Just began my WoT re-read, I sense a lot of braid pulling in my future!
Just began my WoT re-read, I sense a lot of braid pulling in my future!
I agree. I just finished this. I was thrown initially by spending so much time with the tribe girl (forget her name) rather than Gair. I didn't quite understand the need to re-hash the previous book, this time from Savin's POV. Are we just meant to fear him more now? Couldn't she have woven that in to the first book and saved us 30% of the second ...? I'm not sure what Tanith (sp?) is either. What's the point of having her walk through that wood? Padding a story out with antics while getting from A to B is a bit 80's. The first book was a cracker. Of course, that makes book two tough but I was a bit disappointed nonetheless.
I'm still reading Malice by John Gywnne, sneaking the odd look at Frontier Fortress by Myke Cole and this weekend I dived back 30+ years to revisit a Moorcock classic, The Bull and the Spear. It had aged less well than I hoped but better than I feared: http://www.goodreads.com/review/show/149073954
Wrong Mark, Kazz, but I have a copy of that as well, so I can throw my opinion in.Hey Mark, How is Malice holding up? I been hoping thats a good one.
So far, so good. Quite traditional Fantasy but I like what I've read so far.
In fact, like Miles Cameron's Red Knight (also on the go), they're two of the strongest debuts I've read for a while.
Old school Fantasy, very well done.
(Hope that helps!)
Mark
I've been slow to get into it. I find very little time to read in any event and it's a big fat book. Quite traditional fantasy with a YA flavor perhaps.
I'll say it's what I imagine might result if Michael Sullivan had written A Game of Thrones! And Sullivan has a big following, and Game of Thrones is 'quite' popular, so I'm hoping John has a hit on his hands.
I finished Red Knight by Miles Cameron and while I loved it quite a lot and will be in my top 25 of the year, I think that Anthony Ryan's Blood Song (which is still the number one debut of the year and also the best fantasy debut since Name of the Wind) is a stronger debut, while David Hair's Mage's Blood is another one which I may rate slightly higher, though i may rate this one higher...
I opened a new thread with detailed thoughts, while a full review will be posted on FBC by Nov 1.

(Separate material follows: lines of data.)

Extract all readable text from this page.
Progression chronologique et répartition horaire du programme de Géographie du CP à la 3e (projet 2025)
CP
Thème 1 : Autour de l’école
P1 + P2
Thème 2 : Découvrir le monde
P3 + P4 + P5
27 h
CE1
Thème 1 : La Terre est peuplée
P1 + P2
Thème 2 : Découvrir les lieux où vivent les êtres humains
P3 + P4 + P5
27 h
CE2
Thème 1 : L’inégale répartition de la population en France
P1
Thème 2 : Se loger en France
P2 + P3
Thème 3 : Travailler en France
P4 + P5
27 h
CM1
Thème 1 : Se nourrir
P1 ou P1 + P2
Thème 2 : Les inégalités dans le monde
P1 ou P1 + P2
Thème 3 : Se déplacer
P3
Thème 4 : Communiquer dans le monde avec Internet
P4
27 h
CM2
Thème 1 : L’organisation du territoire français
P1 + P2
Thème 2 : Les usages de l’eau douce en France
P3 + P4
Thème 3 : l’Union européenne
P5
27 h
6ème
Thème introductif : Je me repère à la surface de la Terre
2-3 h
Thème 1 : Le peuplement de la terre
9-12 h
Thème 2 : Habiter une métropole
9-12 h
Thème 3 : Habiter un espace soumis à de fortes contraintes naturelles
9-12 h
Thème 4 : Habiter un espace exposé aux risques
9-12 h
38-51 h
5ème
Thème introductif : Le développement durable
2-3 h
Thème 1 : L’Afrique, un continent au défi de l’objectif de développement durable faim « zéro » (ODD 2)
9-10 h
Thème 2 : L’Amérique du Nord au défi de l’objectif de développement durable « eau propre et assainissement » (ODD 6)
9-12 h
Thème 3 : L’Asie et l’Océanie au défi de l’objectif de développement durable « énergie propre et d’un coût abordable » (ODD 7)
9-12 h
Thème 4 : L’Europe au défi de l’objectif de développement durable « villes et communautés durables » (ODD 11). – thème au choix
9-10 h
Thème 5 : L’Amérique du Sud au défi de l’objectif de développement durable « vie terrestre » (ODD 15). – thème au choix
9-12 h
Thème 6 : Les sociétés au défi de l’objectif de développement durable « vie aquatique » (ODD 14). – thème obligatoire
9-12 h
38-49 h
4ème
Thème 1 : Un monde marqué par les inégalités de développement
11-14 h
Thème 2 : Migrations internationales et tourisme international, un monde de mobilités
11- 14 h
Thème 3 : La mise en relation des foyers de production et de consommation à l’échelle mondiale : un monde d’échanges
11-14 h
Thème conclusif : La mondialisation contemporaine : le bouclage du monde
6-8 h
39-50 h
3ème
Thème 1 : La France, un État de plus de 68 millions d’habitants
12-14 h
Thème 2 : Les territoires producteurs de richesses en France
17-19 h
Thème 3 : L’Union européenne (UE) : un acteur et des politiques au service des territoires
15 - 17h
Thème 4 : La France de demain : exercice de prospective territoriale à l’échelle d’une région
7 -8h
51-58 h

Don't get many opportunities to post now [though I check regularly]. This month I read....
K. J. Parker, Sharps: This was the first Parker I'd read, and on its strength ... well, I'd definitely say I'd try more, though I'm not exactly a convert. It was funny in a bleak way, and like a lot of good bleak humour it often slipped round me with a moment of profound horror or sadness using the same dry, laconic style with which it delivered its dry, laconic funnies. It was also interesting to see ... how to put this? some of the set-dressings of epic fantasy used to tell a story that was in most [most] ways so aggressively non-fantastical. And I liked the way it highlighted the dangers of political power games played by those far-removed from the places where these games will be played out, both in the relentless emphasis the plot puts on mistakes and, and this is more of a tonal thing, in the way it would hold back, building and building as a novel of pointed manners and then exploding in these horrific, unthinkable outbursts that these manners have brought about.
But Parker is, almost by necessity, maybe, kind of cold. No, not cold, but maybe "removed". And that's a great style, but it's not one that works for me particularly well. It worked for me here a lot better than I was expecting, and I got very involved with the characters throughout. It's just not a story I find it easy to get really worked up about. I admire it, a lot; I think people should read it. But it's not the sort of story you hold too close; that's just not how it works, I don't think.
Seanan McGuire, Ashes of Honor: Some of the writing is still repetitive, reminding the reader of what's going on too often. Some of the banter still outstays its welcome [though it crackles when it's on.] The villains still get all mustache-twirly whenever they get the chance. But this installment of the ongoing October Daye series helped me to realize that I don't care. I just really like these. I like the heroine, and I like the supporting cast. One plot element is getting rather old, having been central to three books now [it's a particular villainous ploy of which McGuire is fond], but this particular plot trick plays very directly into the heroic and familial ideals which stand at the heart of the series for me. The books come from such a place of warmth, even though they're perfectly willing to admit of nastyness. Reading them is very emotionally rewarding, like a guaranteed warm-fuzzy.
Also finished Ian Tregillis' The Coldest War and Daniel Abraham's The King's Blood, and in case I don't end up saying anything else about them they were great. Both series seem to me to still be underread.
Thanks very much to Suciul and the Marks Lawrence and Hobbit for their thoughts on Malice and The Red Knight. Very interested in both of these.
I finished what turned out to be a top five vampire novel for me during the power outage (thankfully I had a book light!) - Fevre Dream by GRRM. Great characters, mood and everything. Loved it.
Yesterday I started Red Country by Joe Abercrombie. Some of you 'round here may have heard of him.